In the second session I start fine-tuning the settings mentioned at Step 4 for each individual picture until the results are satisfactory. In addition I adjust other parameters like:
- exposure compensation
- camera calibration settings (R/G/B channels saturation/hue). I only use these if absolutely necessary (this happens usually in landscape pictures). I rarely touch the blue channel hue as it might have some unwanted effects.
- white balance
- tone curve (usually I don’t touch it)
- de-haze (for landscapes only – a very powerful feature which I recommend to any landscape photographer)
- (global) saturation (only if required and only in small values like 5 or 10, otherwise the pictures might look unnatural – better increase the vibrance if you require more vivid colors)

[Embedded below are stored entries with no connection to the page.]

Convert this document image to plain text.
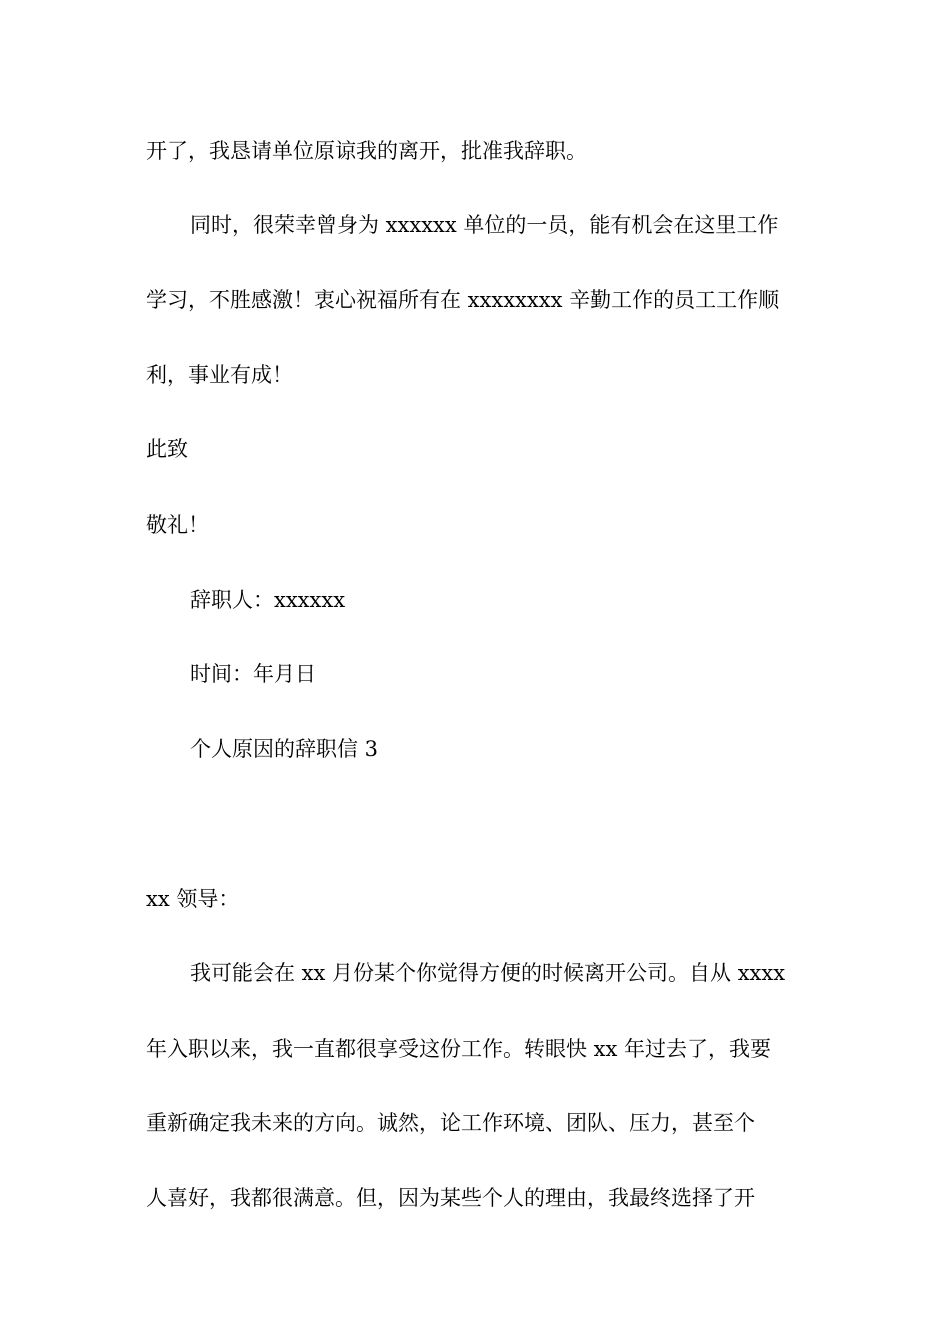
开了，我恳请单位原谅我的离开，批准我辞职。
同时，很荣幸曾身为 xxxxxx 单位的一员，能有机会在这里工作
学习，不胜感激！衷心祝福所有在 xxxxxxxx 辛勤工作的员工工作顺
利，事业有成！
此致
敬礼！
辞职人：xxxxxx
时间：年月日
个人原因的辞职信 3
xx 领导：
我可能会在 xx 月份某个你觉得方便的时候离开公司。自从 xxxx
年入职以来，我一直都很享受这份工作。转眼快 xx 年过去了，我要
重新确定我未来的方向。诚然，论工作环境、团队、压力，甚至个
人喜好，我都很满意。但，因为某些个人的理由，我最终选择了开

I perform more iterations on the pictures in which I fine-tune all the above mentioned settings. When I’m satisfied with the results I step over to next session.
The last editing session occurs in Photoshop. After all processing has been finished in Lightroom, I take a look at each photo and check if any items need to be removed (other than those already erased with spot removal). This is done to ensure that the viewer’s attention is not distracted from the subject. Good examples are: a garbage can sitting near a beautiful piece of architecture, a plastic bottle thrown in the river by an uneducated folk.
If anything needs to be taken out I export the picture in Photoshop (a TIFF file is created based on the RAW). Then in PS I use either the Clonestamp tool or the Content Aware Fill to remove the unwanted object. The choice of the correction tool depends on the area surrounding the item but in some situations it might be a combination of both.
Before making the first change I duplicate the background layer. Then I start editing and from time to time I create a new layer (by duplicating the current one) and continue with the changes until the photo has been corrected appropriately. After all modifications have been done I save and close the TIFF (in Lightroom it will appear next to the RAW file) and proceed to the next picture.
When the Photoshop session is done I can say the whole editing process is finished. I go to Lightroom and select all TIFFs (for photos handled in Session 3) and RAWs (for all other photos from the batch) and export them to JPEG files. End of story!
As mentioned before, this work-flow has been developed over years. It is not final and probably some changes will be done in the nearby future. I am open to suggestions from your side and would like to hear your comments and opinions.
Hoping that you will find this post useful I wish you good luck both with photography and the editing process! And above all…good light!